Another important point concerns the nomination of the beneficiary of the insurance policy. It is important to know whether or not you have nominated a beneficiary in your insurance policy. From the moment when you offer it as security, and if the beneficiary does not accept this, the beneficiary's right to benefit under the policy is revoked. So, this continues to have a fundamental impact on the policyholder's rights. If the benefit of the policy is accepted inadvertently, then it would indeed have priority over the beneficiary clause initially decided upon. It is very important, in practice, to review all the terms and conditions in the beneficiary clause.
Are there any other consequences? One other consequence is that the savings are certainly tied up for so long as the loan is guaranteed or until it is repaid. The difficulty is always to match the termination of the loan and the termination of the life insurance policy. There are some quite simple provisions which can be included in policies and which regulate the different contractual terminations. There is no problem where the loan agreement expires before the insurance policy. However, if the insurance policy expires before the loan agreement, there must be an adjustment - and possibly a renewal - of the policy and/or some other type of security must be offered.
Q4. Are there any specifics for Luxembourg?
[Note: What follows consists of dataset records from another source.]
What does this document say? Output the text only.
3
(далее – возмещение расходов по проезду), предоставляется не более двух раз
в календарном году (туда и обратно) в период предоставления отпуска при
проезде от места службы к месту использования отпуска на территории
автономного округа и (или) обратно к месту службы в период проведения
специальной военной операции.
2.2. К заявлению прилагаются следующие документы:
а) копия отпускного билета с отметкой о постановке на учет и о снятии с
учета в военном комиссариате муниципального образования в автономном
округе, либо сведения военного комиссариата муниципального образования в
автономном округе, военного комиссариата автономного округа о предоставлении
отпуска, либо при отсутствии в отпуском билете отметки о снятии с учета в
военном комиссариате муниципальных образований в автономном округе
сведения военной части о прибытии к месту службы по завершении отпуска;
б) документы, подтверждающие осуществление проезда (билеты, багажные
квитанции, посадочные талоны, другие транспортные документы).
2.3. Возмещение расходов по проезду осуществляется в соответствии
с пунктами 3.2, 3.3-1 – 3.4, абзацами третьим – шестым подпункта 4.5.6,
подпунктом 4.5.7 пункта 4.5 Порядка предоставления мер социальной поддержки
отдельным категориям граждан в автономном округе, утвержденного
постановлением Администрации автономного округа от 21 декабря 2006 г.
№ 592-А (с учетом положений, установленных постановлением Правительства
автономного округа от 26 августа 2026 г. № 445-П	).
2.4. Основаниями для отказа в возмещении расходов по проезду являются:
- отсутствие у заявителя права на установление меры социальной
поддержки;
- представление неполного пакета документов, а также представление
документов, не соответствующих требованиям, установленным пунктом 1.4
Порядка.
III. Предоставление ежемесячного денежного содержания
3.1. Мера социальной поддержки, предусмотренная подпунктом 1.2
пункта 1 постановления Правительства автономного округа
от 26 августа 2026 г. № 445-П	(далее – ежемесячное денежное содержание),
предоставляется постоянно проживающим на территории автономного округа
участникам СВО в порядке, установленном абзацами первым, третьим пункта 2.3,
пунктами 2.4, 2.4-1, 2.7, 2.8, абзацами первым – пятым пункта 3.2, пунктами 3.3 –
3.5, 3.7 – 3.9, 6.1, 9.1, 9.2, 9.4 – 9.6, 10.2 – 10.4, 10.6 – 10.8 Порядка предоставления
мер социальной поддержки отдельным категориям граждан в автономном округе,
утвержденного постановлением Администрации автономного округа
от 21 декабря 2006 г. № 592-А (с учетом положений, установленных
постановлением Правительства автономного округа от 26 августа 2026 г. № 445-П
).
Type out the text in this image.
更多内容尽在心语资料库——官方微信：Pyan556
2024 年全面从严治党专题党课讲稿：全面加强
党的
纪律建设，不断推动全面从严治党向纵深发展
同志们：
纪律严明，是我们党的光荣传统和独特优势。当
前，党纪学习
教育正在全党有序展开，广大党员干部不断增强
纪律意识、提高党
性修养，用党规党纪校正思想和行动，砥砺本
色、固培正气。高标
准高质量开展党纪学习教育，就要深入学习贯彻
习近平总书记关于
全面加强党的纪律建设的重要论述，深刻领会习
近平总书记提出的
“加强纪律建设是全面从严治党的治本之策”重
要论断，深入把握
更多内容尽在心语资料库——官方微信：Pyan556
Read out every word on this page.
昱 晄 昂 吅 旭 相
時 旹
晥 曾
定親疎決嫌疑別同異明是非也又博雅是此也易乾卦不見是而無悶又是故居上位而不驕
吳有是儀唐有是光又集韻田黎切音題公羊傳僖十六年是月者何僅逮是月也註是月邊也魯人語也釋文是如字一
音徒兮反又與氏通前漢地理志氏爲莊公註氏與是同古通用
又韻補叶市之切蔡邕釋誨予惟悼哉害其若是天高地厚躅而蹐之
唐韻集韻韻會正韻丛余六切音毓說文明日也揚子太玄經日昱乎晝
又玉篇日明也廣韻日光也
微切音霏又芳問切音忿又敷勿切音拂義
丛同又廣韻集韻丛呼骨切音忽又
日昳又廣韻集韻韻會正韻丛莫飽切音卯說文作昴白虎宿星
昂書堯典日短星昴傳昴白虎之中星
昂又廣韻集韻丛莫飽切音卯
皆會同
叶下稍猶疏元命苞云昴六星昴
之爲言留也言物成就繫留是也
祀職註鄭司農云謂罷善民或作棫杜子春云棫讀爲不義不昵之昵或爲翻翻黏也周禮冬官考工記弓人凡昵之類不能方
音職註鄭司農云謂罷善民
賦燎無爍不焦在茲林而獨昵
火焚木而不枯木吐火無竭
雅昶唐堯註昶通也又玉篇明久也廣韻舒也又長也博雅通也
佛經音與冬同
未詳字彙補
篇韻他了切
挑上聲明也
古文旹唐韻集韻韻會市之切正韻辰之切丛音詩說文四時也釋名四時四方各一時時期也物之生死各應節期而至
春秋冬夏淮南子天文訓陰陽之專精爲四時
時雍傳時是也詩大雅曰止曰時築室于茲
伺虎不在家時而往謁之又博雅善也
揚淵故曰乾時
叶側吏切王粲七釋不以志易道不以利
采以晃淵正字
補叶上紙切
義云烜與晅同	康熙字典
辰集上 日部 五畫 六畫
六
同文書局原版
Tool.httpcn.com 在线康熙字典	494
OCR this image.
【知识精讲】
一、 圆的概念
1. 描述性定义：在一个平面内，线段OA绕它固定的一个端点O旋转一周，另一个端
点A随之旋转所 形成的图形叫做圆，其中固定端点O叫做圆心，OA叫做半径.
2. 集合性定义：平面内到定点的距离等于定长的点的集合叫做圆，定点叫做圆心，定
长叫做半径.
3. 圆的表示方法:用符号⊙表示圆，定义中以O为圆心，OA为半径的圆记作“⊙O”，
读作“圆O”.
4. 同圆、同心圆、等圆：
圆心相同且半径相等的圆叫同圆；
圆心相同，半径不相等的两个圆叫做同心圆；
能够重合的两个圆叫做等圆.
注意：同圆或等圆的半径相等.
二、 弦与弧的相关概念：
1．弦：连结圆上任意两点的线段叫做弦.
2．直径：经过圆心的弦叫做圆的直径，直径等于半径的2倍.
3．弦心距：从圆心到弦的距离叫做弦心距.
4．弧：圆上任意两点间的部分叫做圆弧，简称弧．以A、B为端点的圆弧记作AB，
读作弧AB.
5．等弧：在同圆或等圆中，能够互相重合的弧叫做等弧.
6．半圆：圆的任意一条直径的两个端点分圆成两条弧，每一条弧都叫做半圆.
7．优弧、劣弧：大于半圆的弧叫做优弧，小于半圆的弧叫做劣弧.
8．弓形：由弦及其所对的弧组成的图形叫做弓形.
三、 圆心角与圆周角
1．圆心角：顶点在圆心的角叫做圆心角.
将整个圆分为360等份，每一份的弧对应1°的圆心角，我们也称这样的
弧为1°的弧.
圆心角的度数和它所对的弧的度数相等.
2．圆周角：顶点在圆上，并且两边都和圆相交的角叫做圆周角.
In the Grand Duchy of Luxembourg, we are geographically very close to our national borders. Out of necessity, we very often have to use the law of our neighbouring countries. A difficulty arises when there is a foreign component in a contractual relationship, i.e. when I have, for example, a policyholder who is French, an insurer which is a Luxembourg company, and a bank which is French. In such cases, the question arises as to the law applicable when the policy is used as security. It is important to understand that although the life insurance sector is highly regulated by Solvency, distribution, etc., and by all the PRIIPS (Packaged Retail and Insurance-based Investment Products) and KID (Key Information Documents) regulations, at the European Union level there are no provisions for the use of policies as security. Since guarantees are not regulated by directives or regulations, we must rely on private international law under which we will have to work on the basis of foundations which we know from international relations.
Q5. What are the key elements to consider?
The advantage of assignments over pledges is that the each of the former is always a new independent commitment and this gives greater security when dealing with credit risk. Also, assignment means that it is not possible to raise objections to non-payment.
There are many issues we may have to discuss in terms of creating guarantees. Is the original obligation still in force? Am I not able to raise objections to this or that fact, or to this or that legal event, such as bankruptcy? It is important to know that if the policyholder is bankrupt, an assignment will still be effective, whereas in the case of a pledge, the latter will terminate in the event of bankruptcy of the policyholder. Thus, the lending bank can rely on greater security. The insurer itself may also prefer a pledge. Why? Because this keeps more to the original contractual relationship, and does not constitute an additional commitment.